Hospital Universitario La Paz, Madrid, Spain; School of Medicine, Universidad Autónoma de Madrid, Hospital La Paz Institute for Health Research, and Spanish Clinical Research Network, Madrid, Spain.
Hospital Campo Grande, Valladolid, Spain.
Ann Emerg Med. 2020 Mar;75(3):315-328. doi: 10.1016/j.annemergmed.2019.07.028. Epub 2019 Oct 14.
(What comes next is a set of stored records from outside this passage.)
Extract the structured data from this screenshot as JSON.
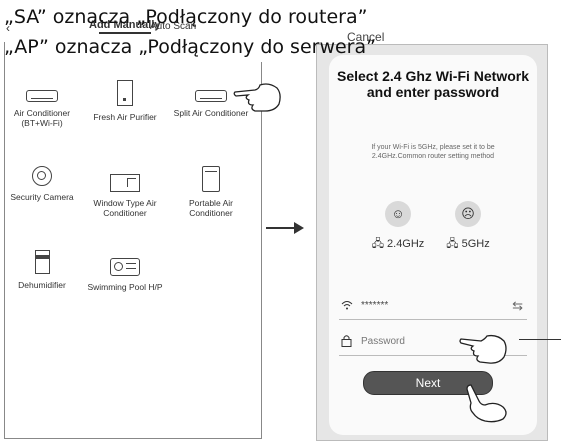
{
  "captions": {
    "line1": "„SA” oznacza „Podłączony do routera”",
    "line2": "„AP” oznacza „Podłączony do serwera”"
  },
  "left_screen": {
    "tab_active": "Add Manually",
    "tab_auto": "Auto Scan",
    "devices": [
      {
        "icon": "air-conditioner-icon",
        "label": "Air Conditioner (BT+Wi-Fi)"
      },
      {
        "icon": "air-purifier-icon",
        "label": "Fresh Air Purifier"
      },
      {
        "icon": "split-air-conditioner-icon",
        "label": "Split Air Conditioner"
      },
      {
        "icon": "security-camera-icon",
        "label": "Security Camera"
      },
      {
        "icon": "window-ac-icon",
        "label": "Window Type Air Conditioner"
      },
      {
        "icon": "portable-ac-icon",
        "label": "Portable Air Conditioner"
      },
      {
        "icon": "dehumidifier-icon",
        "label": "Dehumidifier"
      },
      {
        "icon": "pool-heat-pump-icon",
        "label": "Swimming Pool H/P"
      }
    ]
  },
  "right_screen": {
    "cancel": "Cancel",
    "title": "Select 2.4 Ghz Wi-Fi Network and enter password",
    "subtitle": "If your Wi-Fi is 5GHz, please set it to be 2.4GHz.Common router setting method",
    "bands": [
      {
        "icon": "smile-face-icon",
        "glyph": "☺",
        "label": "2.4GHz"
      },
      {
        "icon": "sad-face-icon",
        "glyph": "☹",
        "label": "5GHz"
      }
    ],
    "ssid_value": "*******",
    "password_placeholder": "Password",
    "next_label": "Next"
  }
}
The objective of the InMEDIATE study was to evaluate the change in intensity of traumatic pain over the first 20 min in adult patients treated with methoxyflurane versus standard analgesic treatment in Spain. This the first randomized, active-controlled, multicenter trial of methoxyflurane in the emergency setting in Europe.
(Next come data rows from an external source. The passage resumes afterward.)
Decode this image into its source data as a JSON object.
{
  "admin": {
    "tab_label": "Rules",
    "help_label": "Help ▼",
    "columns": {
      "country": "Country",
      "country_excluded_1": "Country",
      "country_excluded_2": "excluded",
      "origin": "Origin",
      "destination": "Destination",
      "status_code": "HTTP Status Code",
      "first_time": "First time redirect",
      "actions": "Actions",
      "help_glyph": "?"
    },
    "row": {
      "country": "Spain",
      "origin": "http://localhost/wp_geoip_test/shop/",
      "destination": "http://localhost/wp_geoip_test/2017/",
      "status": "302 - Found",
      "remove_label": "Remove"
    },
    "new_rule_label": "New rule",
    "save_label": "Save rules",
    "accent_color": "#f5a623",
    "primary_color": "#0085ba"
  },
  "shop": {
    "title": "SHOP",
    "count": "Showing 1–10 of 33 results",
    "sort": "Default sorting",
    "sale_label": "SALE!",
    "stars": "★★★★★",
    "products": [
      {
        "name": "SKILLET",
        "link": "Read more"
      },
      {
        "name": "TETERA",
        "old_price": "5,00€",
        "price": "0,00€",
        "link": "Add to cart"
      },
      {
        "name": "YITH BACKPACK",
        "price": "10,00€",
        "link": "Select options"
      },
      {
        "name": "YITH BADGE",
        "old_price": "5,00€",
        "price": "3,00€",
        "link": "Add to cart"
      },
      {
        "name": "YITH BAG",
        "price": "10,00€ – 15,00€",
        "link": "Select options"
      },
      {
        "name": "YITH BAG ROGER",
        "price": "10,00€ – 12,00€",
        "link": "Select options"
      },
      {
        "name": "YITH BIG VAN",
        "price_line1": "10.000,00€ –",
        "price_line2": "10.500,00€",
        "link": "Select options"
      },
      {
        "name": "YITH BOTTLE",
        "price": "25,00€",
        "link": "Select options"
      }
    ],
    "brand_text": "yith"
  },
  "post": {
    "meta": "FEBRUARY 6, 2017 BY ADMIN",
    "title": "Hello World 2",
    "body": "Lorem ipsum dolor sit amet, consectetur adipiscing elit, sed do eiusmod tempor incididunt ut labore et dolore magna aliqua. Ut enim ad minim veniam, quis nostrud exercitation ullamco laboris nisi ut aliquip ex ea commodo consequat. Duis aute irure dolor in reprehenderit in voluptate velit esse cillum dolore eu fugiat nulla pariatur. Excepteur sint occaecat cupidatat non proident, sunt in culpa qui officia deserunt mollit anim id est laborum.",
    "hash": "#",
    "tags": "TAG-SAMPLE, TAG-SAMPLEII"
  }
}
This was a randomized, controlled study that enrolled adult patients with acute moderate to severe (score ≥4 on the 11-point Numeric Rating Scale) trauma-associated pain in 14 Spanish emergency departments. Patients were randomized 1:1 to methoxyflurane (up to 2×3 mL) or standard analgesic treatment. Coprimary endpoints were the change from baseline in Numeric Rating Scale pain intensity score during the first 20 minutes of treatment and time to first pain relief.
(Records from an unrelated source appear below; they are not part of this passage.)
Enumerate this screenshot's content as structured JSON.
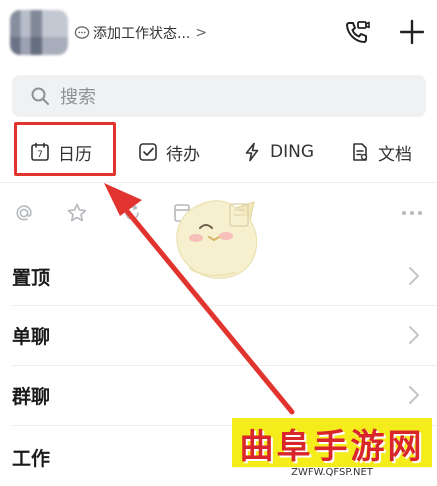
{
  "header": {
    "status_text": "添加工作状态...",
    "status_chevron": ">",
    "call_icon": "video-call-icon",
    "plus_icon": "plus-icon"
  },
  "search": {
    "placeholder": "搜索"
  },
  "tabs": [
    {
      "label": "日历",
      "icon": "calendar-icon",
      "icon_text": "7"
    },
    {
      "label": "待办",
      "icon": "checkbox-icon"
    },
    {
      "label": "DING",
      "icon": "lightning-icon"
    },
    {
      "label": "文档",
      "icon": "document-icon"
    }
  ],
  "filters": [
    "at-icon",
    "star-icon",
    "refresh-icon",
    "archive-icon",
    "more-icon"
  ],
  "sections": [
    {
      "label": "置顶"
    },
    {
      "label": "单聊"
    },
    {
      "label": "群聊"
    },
    {
      "label": "工作"
    }
  ],
  "annotation": {
    "highlight_color": "#e2342e"
  },
  "watermark": {
    "title": "曲阜手游网",
    "url": "ZWFW.QFSP.NET"
  }
}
Three hundred five patients were randomized (methoxyflurane 156; standard analgesic treatment 149). Most patients in the standard analgesic treatment group (70%) received intravenous first-step analgesics and 9.4% of patients were treated with opioids. Mean decrease from baseline in Numeric Rating Scale pain intensity score was greater for methoxyflurane than standard analgesic treatment at all points, with a significant treatment difference overall up to 20 minutes (repeated-measures model 2.47 versus 1.39; treatment difference 1.00; 95% confidence interval 0.84 to 1.32). Median time to first pain relief was significantly shorter for methoxyflurane than standard analgesic treatment (3 versus 10 minutes). Methoxyflurane achieved better patient and clinician ratings for pain control and comfort of treatment than standard analgesic treatment and exceeded patient and clinician expectations of treatment in, respectively, 77% and 72% of cases compared with 38% and 19% for standard analgesic treatment.
These results support consideration of methoxyflurane as a nonnarcotic, easy-to-administer, rapid-acting, first-line alternative to currently available analgesic treatments for trauma pain.
InMEDIATE 研究的目的是评估在西班牙接受甲氧氟烷与标准镇痛治疗的成年患者创伤性疼痛强度在最初 20 分钟内的变化。这是欧洲首个在急救环境中进行的甲氧氟烷的随机、对照、多中心试验。
这是一项随机对照研究,纳入了 14 家西班牙急诊室中伴有急性中度至重度(11 点数字评分量表上≥4 分)创伤相关疼痛的成年患者。患者按 1:1 随机分为甲氧氟烷(最多 2×3 毫升)或标准镇痛治疗组。主要终点是治疗最初 20 分钟内数字评分量表疼痛强度评分的基线变化和首次疼痛缓解时间。
305 名患者被随机分组(甲氧氟烷 156 例;标准镇痛治疗 149 例)。标准镇痛治疗组大多数患者(70%)接受了静脉首步镇痛治疗,9.4%的患者接受了阿片类药物治疗。甲氧氟烷的数字评分量表疼痛强度评分从基线的平均下降幅度大于标准镇痛治疗组,在所有时间点均有显著的治疗差异,直至 20 分钟时(重复测量模型 2.47 比 1.39;治疗差异 1.00;95%置信区间 0.84 至 1.32)。甲氧氟烷首次疼痛缓解时间明显短于标准镇痛治疗组(3 分钟比 10 分钟)。甲氧氟烷在疼痛控制和治疗舒适度方面获得了优于标准镇痛治疗的患者和临床医生评分,在分别有 77%和 72%的病例中超过了患者和临床医生对治疗的期望,而标准镇痛治疗组仅有 38%和 19%的病例超过了患者和临床医生对治疗的期望。
这些结果支持将甲氧氟烷视为一种非阿片类药物、易于管理、起效迅速的一线替代目前可用的创伤性疼痛治疗方法。